Tuesday, August 8, 2017
Exhibit Hall, Oregon Convention Center
Jaim Sivan1, Itay Tesler1,2, Hadas Boni1, Michael Kam3, Allan A. Degen3 and Avi Rosenstrauch1, (1)Life Sciences, Achva Academic College, Shikmim, Israel, (2)Blaustein Institutes for Desert Research, Ben-Gurion University, Beer Sheva, Israel, (3)Blaustein Institutes for Desert Research, Ben Gurion University, Beer Sheva, Israel

In snakes, like all ectothermic reptiles, body temperature (Tb) is dependent mainly on the environmental temperature (Te), especially the temperature of the substrate (Ts) in contact with the individual. In sub-tropical zones, Te can vary widely, both daily and annually. The Saharan sand viper (Cerastes vipera) is a relatively small snake, up to 35 cm in length, is mostly nocturnal, and is limited to sand and desert dune systems from the Atlantic coast of North Africa to Israel on the east. In Israel, it inhabits the western Negev Desert. C. vipera is active from spring to autumn and hibernates during winter. Mating season is short, up to two weeks, from the end of April to the beginning of May. It is mainly a sit-and-wait ambusher, preying primarily on diurnal lizards of the Acanthodactylus genus. Rodent burrows and burrowing under bushes provide shelter from high temperatures during the day. We tracked the thermal behavior of C. viperaand, concomitantly, measured air, substrate and body (cloacal) temperatures.


C. vipera were active at Ts as low as 13°C at night during the mating season and as high as 48°C during morning activity, when buried in the sand in ambush position. Night activity began with sand basking before dusk soon after exiting the day shelter. This behavior consisted of characteristic burrowing, and included a mixing of sand of different temperatures, presumably to achieve a suitable Tb for activity. During night activity, Tb was usually 2-5°C higher than Ts. Night activity of many C. vipera ended by entering a rodent burrow or burrowing under a bush.

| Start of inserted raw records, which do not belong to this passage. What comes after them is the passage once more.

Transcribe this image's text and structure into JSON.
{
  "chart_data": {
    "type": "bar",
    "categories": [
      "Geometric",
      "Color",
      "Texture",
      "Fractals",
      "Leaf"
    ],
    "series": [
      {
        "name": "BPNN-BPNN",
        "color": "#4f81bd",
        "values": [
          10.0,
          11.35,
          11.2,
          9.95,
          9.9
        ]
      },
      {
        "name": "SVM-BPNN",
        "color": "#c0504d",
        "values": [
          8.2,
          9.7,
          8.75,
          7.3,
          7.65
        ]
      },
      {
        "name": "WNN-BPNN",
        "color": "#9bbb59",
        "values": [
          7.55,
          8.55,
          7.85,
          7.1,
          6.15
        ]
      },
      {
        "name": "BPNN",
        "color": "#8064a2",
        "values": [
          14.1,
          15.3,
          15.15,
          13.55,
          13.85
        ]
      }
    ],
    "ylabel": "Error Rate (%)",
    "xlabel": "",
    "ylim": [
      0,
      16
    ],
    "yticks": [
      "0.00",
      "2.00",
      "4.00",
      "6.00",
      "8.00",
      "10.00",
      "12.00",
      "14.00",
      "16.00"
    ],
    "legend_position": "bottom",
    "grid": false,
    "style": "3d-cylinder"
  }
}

We observed other individuals burrowing themselves some 30-40 cm from a rodent burrow, with heads towards the entrance, leaving only eyes and nares slightly above the sand surface. They stayed buried 8-10 hours, until 11:00 next morning, when Acanthodactylus lizards were active and C. vipera had the opportunity of foraging. When Tb approached 42 °C, the C. vipera literally jumped into the rodent burrow, presumably to avoid over-heating. Such flexible physiological and behavioral adaptations to a wide Ts range allow C. vipera to adjust its foraging potential for both nocturnal and diurnal activity and to maximize prey availability in the harsh desert environment.